New Mardi Gras should continue pursuing both government funding and corporate sponsorship, according to online polls conducted by Sydney Star Observer.

The poll questions, carried out over two separate weeks, found more than 70 percent of respondents wanted the organisation to pursue government funding.

When asked if the organisation, whose three-year relationship with Gaydar recently came to an end, should continue to seek corporate sponsorship, 65 percent of respondents said it should.

New Mardi Gras chair David Imrie said the results reflected New Mardi Gras’ current thinking.

We don’t feel at all bad about asking for sponsorship from either the government or the corporate world because it means that we’re getting support from a wide section of the community, Imrie told Sydney Star Observer.

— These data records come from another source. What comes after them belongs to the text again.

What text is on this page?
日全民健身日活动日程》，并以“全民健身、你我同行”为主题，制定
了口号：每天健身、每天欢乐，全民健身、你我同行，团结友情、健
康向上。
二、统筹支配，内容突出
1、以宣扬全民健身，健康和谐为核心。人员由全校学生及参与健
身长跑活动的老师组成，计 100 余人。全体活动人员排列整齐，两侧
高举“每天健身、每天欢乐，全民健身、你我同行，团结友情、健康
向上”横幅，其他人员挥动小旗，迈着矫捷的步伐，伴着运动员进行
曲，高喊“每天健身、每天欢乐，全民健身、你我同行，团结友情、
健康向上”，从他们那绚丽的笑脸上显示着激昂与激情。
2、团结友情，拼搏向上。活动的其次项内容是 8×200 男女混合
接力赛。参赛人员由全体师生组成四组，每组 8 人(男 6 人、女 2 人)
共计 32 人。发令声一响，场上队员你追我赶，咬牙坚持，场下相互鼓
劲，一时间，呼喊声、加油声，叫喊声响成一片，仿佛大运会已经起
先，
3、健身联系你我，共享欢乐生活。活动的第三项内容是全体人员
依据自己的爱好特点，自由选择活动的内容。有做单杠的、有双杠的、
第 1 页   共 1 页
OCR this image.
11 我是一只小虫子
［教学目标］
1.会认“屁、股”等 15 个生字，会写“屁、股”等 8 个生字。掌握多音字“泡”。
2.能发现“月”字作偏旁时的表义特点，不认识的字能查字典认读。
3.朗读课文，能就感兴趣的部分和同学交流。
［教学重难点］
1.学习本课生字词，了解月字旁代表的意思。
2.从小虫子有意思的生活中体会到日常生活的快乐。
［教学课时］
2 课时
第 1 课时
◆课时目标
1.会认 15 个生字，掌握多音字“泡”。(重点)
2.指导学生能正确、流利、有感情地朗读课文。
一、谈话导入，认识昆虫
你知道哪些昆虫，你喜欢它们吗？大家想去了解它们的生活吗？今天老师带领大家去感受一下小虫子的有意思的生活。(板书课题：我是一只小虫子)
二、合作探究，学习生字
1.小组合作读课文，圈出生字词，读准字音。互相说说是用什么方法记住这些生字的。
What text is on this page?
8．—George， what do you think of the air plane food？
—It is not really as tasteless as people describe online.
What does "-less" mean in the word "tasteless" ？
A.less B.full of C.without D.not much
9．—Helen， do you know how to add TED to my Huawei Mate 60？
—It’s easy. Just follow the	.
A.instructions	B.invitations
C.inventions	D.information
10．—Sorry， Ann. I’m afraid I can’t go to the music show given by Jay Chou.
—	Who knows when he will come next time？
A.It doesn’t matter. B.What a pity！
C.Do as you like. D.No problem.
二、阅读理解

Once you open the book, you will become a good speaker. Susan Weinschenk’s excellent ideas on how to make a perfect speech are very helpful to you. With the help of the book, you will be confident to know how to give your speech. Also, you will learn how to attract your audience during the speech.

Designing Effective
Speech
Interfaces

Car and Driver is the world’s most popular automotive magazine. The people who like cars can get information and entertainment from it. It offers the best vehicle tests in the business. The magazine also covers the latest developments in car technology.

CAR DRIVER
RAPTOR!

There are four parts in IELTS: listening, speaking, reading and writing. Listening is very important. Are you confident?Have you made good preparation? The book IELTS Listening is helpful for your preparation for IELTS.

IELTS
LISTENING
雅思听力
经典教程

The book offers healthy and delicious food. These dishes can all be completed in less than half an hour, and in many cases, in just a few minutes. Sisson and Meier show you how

I think there are people who may be worried that Mardi Gras is becoming too corporate but, realistically, corporate sponsorship does not affect our creative control and input.

We are very careful to always partner with companies that have similar goals to us and companies that have a conscience, that operate ethically.

Realistically speaking, if we didn’t have any external support from the corporate world and government, events like the parade and Fair Day, which run at an expense because they are unticketed, wouldn’t be sustain-able. That would mean we would have to charge more for our ticketed events and people just wouldn’t go.

Imrie said the external funding would also help New Mardi Gras realise one of its aims, which was to financially help smaller community organisations.

As a board we have a responsibility to New Mardi Gras and to the community to ensure our sustainability. We also feel a responsibility to help other smaller community organisations, he said.

The idea of providing community grants is not a new one, it was tabled at our last AGM and has been on the board’s agenda for several years, but it is only now that we are really financially able to do that in a way which won’t put the organisation at risk.

We are still looking into how that would be done, but the way we were thinking of doing it was to allocate a certain percentage from our annual profit each year to be made available to smaller organisations that don’t have the capacity to host major parties each year to raise funds. But yes, it looks totally feasible that community grants will be a part of our future outlook.